In the data quality space, SAS built their offering initially on the 2000 acquisition of a leading DQ vendor called DataFlux. More recently the SAS data quality offering has been incorporated into their broader data management platform, called Viya. Broadly, Viya covers data access and integration, analytics workflow, compliance, risk mitigation and trust.

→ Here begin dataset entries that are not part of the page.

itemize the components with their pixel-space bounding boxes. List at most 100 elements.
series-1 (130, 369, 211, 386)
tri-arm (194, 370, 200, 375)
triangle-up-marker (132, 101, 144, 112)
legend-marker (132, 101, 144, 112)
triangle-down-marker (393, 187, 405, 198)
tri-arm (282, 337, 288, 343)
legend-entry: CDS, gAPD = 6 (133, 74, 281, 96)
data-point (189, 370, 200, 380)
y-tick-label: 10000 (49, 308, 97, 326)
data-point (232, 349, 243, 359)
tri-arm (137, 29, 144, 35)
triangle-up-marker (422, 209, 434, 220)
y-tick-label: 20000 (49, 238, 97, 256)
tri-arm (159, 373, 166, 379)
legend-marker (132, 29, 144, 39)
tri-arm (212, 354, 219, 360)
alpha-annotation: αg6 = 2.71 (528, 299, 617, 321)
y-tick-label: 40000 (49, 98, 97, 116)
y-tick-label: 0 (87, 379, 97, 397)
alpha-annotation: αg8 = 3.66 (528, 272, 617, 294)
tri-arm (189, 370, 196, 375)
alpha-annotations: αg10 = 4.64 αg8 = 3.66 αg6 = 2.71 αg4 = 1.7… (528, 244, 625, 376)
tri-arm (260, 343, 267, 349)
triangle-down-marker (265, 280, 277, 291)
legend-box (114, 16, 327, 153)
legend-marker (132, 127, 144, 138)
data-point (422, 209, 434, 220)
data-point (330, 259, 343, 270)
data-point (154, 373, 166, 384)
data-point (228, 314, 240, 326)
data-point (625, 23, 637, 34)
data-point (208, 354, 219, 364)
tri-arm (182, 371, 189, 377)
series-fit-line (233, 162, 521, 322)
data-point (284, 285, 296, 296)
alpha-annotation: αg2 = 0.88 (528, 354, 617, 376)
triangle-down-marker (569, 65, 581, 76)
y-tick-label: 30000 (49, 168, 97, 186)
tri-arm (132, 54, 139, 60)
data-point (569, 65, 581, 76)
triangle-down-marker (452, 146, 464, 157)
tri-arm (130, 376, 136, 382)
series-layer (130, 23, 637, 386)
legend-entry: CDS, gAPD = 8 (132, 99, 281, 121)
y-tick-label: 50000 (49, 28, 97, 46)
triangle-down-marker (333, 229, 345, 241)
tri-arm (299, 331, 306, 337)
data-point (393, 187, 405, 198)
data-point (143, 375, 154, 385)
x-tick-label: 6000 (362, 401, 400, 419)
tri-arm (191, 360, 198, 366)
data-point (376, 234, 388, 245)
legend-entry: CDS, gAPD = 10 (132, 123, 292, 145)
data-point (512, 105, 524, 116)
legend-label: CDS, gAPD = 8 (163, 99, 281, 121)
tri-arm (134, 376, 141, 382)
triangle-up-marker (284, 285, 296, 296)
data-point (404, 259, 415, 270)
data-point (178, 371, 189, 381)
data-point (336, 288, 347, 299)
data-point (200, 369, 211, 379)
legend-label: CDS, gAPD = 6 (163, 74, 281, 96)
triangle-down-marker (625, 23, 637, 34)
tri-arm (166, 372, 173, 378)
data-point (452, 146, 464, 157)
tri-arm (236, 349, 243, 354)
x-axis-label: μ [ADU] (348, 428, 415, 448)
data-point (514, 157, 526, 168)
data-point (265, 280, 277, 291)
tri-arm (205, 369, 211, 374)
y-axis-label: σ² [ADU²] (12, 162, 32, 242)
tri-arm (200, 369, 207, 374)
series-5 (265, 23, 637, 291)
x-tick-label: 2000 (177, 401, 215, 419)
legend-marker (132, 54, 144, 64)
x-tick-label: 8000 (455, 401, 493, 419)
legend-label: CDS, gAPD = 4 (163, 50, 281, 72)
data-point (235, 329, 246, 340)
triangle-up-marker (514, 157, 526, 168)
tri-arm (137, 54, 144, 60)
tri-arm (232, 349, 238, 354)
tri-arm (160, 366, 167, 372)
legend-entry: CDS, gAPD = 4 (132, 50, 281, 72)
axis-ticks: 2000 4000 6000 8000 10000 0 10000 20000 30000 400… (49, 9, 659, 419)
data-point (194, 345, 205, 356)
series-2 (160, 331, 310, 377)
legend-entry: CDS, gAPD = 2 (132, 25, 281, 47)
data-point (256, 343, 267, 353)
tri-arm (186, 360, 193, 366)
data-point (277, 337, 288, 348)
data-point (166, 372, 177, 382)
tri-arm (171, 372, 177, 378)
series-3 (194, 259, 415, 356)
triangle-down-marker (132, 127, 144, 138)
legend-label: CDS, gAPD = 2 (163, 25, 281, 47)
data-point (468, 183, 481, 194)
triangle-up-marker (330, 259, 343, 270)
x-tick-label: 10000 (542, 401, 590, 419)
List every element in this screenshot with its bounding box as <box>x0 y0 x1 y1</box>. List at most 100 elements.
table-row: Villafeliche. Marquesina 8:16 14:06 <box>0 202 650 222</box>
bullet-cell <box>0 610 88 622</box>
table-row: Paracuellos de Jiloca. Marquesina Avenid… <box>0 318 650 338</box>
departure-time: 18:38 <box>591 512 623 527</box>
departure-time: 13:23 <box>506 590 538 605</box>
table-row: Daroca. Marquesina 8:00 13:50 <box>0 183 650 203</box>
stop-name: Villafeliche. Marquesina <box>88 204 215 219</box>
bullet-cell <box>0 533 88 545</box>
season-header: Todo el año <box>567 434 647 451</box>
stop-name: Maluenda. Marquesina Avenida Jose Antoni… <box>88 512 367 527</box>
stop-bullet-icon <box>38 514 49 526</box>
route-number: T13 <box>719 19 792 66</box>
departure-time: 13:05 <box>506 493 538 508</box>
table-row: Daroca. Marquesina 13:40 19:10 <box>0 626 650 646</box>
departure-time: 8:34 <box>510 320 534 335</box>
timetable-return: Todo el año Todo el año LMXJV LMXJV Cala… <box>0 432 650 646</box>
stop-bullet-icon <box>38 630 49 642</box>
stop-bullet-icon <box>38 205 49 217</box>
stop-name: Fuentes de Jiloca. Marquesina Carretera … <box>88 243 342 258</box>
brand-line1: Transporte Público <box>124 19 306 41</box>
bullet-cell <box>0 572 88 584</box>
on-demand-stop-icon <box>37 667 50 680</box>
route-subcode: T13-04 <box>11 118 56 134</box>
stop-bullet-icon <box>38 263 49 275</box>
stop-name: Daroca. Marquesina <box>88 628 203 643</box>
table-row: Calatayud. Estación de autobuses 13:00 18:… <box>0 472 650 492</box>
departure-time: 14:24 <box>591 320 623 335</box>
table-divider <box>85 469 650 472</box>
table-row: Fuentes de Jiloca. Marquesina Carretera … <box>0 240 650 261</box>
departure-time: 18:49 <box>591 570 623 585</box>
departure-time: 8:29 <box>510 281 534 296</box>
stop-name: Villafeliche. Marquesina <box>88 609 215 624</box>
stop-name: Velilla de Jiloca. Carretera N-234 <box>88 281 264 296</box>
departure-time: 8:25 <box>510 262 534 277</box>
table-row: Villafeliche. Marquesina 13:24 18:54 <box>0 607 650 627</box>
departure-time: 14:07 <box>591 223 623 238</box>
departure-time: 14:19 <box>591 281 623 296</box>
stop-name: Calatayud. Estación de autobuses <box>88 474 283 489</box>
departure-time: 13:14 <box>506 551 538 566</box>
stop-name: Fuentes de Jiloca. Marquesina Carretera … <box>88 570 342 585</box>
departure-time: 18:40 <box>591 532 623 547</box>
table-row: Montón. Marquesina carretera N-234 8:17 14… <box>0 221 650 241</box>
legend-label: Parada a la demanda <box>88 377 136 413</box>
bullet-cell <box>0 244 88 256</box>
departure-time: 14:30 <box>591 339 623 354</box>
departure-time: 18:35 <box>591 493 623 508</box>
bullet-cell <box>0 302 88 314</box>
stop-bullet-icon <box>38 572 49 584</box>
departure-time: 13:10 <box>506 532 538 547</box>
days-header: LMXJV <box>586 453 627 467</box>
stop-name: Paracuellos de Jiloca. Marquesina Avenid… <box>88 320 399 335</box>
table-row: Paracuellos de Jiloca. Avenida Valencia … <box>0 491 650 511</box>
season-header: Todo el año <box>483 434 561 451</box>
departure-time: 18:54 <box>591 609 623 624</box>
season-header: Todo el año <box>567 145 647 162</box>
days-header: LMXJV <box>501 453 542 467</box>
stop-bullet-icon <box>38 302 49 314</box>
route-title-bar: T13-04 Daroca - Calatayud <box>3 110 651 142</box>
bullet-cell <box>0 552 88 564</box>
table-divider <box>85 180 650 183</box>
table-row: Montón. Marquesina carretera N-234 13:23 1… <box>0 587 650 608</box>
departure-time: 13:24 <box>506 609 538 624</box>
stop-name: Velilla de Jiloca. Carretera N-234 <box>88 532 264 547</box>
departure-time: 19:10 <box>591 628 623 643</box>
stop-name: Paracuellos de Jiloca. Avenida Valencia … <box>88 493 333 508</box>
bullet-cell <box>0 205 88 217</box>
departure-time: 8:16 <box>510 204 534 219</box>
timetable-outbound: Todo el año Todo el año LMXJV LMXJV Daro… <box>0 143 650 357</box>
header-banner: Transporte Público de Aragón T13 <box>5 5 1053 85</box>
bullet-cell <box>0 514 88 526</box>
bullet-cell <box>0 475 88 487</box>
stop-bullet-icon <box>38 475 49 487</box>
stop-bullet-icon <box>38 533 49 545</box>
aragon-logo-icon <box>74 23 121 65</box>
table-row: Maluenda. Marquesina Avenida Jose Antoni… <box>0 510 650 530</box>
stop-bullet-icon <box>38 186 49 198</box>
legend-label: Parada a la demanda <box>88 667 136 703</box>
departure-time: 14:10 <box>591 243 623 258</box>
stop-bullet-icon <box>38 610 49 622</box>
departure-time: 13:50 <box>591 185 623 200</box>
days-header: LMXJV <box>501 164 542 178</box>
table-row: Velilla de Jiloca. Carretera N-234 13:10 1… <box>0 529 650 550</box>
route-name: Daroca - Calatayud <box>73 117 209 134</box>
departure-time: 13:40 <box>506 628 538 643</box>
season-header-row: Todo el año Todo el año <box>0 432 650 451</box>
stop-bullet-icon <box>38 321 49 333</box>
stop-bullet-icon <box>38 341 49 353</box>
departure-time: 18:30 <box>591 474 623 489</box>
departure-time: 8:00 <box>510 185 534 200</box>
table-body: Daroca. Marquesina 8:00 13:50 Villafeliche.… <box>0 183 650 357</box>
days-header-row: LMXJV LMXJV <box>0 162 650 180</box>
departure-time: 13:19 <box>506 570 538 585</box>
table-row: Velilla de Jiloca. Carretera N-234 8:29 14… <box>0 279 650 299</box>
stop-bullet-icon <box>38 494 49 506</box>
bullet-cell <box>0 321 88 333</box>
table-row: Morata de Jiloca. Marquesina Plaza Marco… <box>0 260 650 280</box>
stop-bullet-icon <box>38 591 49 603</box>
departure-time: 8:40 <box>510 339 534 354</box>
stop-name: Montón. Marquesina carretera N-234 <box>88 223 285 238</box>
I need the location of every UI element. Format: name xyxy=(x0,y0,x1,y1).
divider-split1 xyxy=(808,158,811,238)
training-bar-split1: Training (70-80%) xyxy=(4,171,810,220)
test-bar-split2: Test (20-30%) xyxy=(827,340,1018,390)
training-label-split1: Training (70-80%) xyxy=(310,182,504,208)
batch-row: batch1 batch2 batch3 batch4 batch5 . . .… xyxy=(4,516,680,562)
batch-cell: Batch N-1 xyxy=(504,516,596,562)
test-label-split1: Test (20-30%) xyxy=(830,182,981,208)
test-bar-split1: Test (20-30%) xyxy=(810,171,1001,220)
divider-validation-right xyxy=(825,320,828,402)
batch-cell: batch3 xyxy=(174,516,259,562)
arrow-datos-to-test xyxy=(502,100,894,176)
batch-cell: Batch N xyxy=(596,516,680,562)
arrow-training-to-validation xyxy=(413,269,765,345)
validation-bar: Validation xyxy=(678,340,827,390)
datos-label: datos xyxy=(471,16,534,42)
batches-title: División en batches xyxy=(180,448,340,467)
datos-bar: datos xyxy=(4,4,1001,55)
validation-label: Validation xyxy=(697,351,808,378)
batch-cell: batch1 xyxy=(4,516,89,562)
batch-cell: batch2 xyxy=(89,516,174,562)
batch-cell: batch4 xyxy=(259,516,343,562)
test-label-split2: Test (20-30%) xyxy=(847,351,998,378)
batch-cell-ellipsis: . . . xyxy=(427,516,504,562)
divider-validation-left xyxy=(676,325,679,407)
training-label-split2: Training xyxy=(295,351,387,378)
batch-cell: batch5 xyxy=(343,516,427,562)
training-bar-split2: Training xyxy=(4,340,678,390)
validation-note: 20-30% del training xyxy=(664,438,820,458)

SAS see adaptive AI, cloud, and integration with data governance as some of the broad trends in the market at present. The SAS data quality offering covers the full spectrum of data analysis, cleansing, matching, enriching, monitoring and remediation, with the product aimed primarily at business users rather than IT. Access is achieved by a wide range of data connectors e.g. all kinds of file structures, including databases, ODBC, Spark and many more. SAS have automatic crawlers for data discovery in their SAS information catalog tool. These crawlers analyse metadata to detect new columns, tables etc, so keeping the tool fully up to date. The product can assess data completeness, check rules for necessary for approvals (maybe personal data needs masking for example?), and general profiling (highlighting distinct values, averages, uniqueness etc,…). The product has many rules in their quality knowledge base to save time e.g. detect the format of a phone number or social security number or credit card number etc.
In the coming year a new business glossary will be released, with machine learning to analyse datasets and suggest business rules. SAS already use AI in their matching, but there will be a much wider deployment of this technology. For data observability, they have dashboards showing how data quality is improving (or not) over time. SAS studio is a visual design tool to build workflows and schedule batch jobs etc. so supporting data stewards.
A key differentiator for SAS is their SAS quality knowledge base. This has knowledge of common data formats in different countries like postcodes, etc, covering 47 countries and 36 languages are supported. This set of built-in rules allows very quick parsing etc without having to write code. It includes for kanji, Arabic etc. SAS helps with data preparation e.g. from a database or a sensor, which may need to be parsed, matched, enriched etc. The SAS Data Preparation tool supports transformations enabled via a visual interface.
SAS compete in the data quality arena with big vendors like Informatica, SAP and IBM as well as specialist companies like Talend, Precisely, Ataccama and Experian. SAS continues to invest heavily in its data quality offering as part of its broader data management platform.